The size field specifies the number of bytes accessed by the operation.
The core field specifies which core performed the operation.

Missing Parts of the Cache Simulator and Reference Implementation

We already implemented for you the part of the simulator that:

Receives the command line arguments (argparse.c);
Parses the input lines of a trace (csim.c).

Your goal is to:

Define your data structures in cache.h to represent a cache system (e.g., multiple caches, each cache with multiple sets, each set with multiple lines, each line with its metadata);
Implement the missing functions in cache.c to allocate/deallocate these data structures and to simulate a memory access.
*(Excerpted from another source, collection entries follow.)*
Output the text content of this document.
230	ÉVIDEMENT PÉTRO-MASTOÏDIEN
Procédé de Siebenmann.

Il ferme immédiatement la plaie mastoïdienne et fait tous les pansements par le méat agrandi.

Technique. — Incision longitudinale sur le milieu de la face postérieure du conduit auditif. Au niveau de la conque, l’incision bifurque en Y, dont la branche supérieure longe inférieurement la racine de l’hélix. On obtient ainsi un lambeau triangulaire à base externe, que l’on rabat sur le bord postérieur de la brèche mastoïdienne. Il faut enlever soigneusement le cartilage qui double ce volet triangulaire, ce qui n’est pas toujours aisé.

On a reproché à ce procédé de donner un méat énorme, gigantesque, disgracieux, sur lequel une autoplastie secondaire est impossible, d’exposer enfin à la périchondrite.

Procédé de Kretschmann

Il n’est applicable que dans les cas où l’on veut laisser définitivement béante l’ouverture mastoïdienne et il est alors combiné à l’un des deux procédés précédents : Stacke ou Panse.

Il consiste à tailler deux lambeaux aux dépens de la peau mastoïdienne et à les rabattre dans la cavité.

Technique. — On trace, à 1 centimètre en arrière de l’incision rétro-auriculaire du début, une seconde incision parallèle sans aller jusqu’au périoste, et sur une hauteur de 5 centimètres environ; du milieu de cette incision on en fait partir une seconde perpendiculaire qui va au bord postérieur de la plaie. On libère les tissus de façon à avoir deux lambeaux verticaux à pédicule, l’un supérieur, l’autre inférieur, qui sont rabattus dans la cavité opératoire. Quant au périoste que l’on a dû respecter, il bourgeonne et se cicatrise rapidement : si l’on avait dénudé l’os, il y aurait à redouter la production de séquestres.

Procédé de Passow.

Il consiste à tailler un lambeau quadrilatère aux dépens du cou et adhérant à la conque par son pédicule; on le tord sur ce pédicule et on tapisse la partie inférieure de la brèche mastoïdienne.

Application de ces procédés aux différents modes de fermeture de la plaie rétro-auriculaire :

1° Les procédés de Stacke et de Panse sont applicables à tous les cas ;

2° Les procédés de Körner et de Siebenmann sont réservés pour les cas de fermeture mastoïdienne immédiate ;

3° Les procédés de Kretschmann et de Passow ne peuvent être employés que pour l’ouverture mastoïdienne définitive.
Simulating a memory access means:
- Searching in the cache to see if it has the data for the given address:
  - If it does, you should log that there was a hit by calling stats_log(stats, EVENT_HIT, core);
  - Otherwise, you should log a miss by calling stats_log(stats, EVENT_MISS, core);
  - In case of miss with eviction, you should also invoke stats_log(stats, EVENT_EVICTION, core).
- Updating the metadata of the cache (e.g., after a miss, a line will modified to set its tag to that of the memory address, so that the next access will be a hit).
- Note that you are not simulating the actual data transfers, only the updates to the metadata.
Implement the missing parts in csim.c that handle L, S, M accesses found in the trace.

By running make you will obtain your compiled simulator in ./bin/csim. You can run this simulator on simple traces to verify is output; we recommend that you start with the simple trace ./traces/simple_direct.trace.

To let you know the expected output, we have also provided a complete implementation of the simulator in ./csim-ref (of course, without its source code).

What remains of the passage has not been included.